Until recently the mass of people blindly believed what scientists and politicians told them. Some of us would say that we swallowed it hook, line and sinker. But the information was at best massaged and often downright untrue. Vast food companies finance research and suppress anything that will damage their share price. Successive Governments have been irresponsible to an astonishing degree in the management of our food and environment. But this is changing. We don't trust you any more.

But I believed Lord Haskins when he said that there are millions of poor people in Britain who spend a big proportion of their income on food. They have been paying with their health, their countryside and their future as well as in unseen but real cash.
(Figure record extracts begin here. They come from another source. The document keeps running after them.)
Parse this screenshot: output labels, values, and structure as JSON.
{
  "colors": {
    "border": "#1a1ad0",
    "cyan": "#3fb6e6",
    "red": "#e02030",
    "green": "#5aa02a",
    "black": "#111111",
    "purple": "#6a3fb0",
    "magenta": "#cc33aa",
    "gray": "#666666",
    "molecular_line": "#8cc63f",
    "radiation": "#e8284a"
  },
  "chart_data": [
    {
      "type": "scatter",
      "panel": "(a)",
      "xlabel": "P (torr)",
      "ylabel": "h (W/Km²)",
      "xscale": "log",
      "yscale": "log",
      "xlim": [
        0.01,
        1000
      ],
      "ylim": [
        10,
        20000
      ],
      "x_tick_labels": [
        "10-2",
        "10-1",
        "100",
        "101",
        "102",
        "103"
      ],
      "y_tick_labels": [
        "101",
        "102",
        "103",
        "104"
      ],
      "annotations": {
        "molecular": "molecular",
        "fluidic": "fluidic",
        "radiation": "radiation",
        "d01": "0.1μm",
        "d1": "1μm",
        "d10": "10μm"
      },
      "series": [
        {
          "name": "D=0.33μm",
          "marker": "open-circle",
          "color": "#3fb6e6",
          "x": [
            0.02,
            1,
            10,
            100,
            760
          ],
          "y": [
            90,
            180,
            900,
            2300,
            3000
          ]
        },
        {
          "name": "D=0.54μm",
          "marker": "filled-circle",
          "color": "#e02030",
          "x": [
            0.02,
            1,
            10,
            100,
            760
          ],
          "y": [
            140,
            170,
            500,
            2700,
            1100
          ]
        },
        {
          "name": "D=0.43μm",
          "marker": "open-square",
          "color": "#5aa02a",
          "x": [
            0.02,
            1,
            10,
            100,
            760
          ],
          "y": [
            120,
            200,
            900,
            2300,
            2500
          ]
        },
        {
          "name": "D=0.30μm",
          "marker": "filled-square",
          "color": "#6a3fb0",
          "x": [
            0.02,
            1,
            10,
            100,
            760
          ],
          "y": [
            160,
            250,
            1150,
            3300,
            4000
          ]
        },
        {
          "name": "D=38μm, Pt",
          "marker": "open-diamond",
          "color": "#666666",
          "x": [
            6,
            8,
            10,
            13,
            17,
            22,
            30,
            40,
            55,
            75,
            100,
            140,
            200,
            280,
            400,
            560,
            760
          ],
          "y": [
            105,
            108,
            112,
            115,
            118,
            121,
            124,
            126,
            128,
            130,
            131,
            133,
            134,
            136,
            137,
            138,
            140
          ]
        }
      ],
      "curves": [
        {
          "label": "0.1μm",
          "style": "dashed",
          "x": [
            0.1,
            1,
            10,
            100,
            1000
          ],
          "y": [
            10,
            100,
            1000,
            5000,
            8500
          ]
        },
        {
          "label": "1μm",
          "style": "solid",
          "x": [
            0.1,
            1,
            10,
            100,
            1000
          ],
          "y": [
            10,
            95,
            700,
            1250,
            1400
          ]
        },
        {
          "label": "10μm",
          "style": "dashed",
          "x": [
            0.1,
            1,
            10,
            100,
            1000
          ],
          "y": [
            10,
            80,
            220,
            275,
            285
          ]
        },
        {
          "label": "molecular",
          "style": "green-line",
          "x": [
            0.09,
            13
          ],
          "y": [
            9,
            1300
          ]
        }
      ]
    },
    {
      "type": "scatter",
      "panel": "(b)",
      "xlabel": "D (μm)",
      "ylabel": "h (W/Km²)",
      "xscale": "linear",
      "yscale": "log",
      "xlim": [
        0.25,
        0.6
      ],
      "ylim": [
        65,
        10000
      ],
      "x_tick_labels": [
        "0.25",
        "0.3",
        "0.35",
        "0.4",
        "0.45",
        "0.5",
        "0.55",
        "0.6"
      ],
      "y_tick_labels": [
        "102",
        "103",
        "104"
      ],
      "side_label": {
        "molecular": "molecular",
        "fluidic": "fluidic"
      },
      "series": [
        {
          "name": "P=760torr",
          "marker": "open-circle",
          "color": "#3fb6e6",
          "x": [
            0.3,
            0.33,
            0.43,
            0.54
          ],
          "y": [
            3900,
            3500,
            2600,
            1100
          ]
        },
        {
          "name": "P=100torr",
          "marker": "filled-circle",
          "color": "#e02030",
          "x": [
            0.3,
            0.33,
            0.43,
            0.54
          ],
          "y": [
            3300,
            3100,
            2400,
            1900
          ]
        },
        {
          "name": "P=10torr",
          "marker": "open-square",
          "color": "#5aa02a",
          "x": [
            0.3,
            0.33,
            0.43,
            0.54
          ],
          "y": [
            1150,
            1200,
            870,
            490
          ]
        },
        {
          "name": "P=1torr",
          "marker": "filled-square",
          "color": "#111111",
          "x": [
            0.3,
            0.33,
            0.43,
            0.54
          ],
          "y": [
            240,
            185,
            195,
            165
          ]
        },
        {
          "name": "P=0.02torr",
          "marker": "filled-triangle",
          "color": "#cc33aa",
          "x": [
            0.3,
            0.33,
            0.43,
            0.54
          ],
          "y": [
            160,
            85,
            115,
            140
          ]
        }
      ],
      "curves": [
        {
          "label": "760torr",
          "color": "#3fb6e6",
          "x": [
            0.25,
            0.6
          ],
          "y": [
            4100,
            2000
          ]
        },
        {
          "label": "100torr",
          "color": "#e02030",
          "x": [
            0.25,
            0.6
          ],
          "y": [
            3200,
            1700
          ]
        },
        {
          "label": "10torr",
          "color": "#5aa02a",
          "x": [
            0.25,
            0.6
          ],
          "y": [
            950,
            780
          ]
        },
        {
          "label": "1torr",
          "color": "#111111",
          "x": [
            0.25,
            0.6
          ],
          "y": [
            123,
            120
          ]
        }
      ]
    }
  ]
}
Let's just take a few examples. Most of the chicken and turkey breasts that are produced in conditions of indescribable cruelty and squalor are water - up to 40 per cent. Is that cheap chicken or expensive water? We spends huge sums cleaning up polluted rivers from nitrate run-offs.

The nation's health bill soars as a result of poor diets and the evidence is becoming overwhelming that many of the modern afflictions - especially in children - such as asthma and eczema are a result of polluted 'cheap' food. Heart disease is soaring at a huge cost to the NHS and industry partly as a result of the fat-intensive diet of 'cheap' processed foods. BSE has so far cost taxpayers £4 billion and a hundred people have died. There will be more. Foot and mouth has cost £2.2 billion.

What about the years of vast subsidies paid to farmers to over-produce low-quality ingredients? What price do you put on the rape of the countryside - which belongs properly to all of us, town or country dwellers - by intensive food production, destroying insect, bird and mammal life? In this light only a fool or charlatan could call our current food policy cheap.

As a nation we need affordable good food. We need an organized supply of fresh, seasonal food with as much of it produced locally as possible. I believe that the way to begin this is in the back garden. Change the world yourself, starting at home. Then it has to extend to the farms and fields around us.

Give organic farmers the same subsidies as chemical growers - or remove subsidies altogether. Provide people with more money to pay for more 'expensive' food out of the billions that would be saved annually from the health bill. Stop seeing food as something to fob off on the 'poor' so that a few multinational companies can make themselves enormously wealthy, and accept that every single one of us has a right to the best food we can provide.

This is an issue that is not going to conveniently go away. People have had enough of being patronized by politicians and businessmen, cocooned in their increasingly irrelevant bubbles. In my travels this year I have had an overwhelming sense of politics taking more and more to the streets - and, Lord Haskins, in the soil.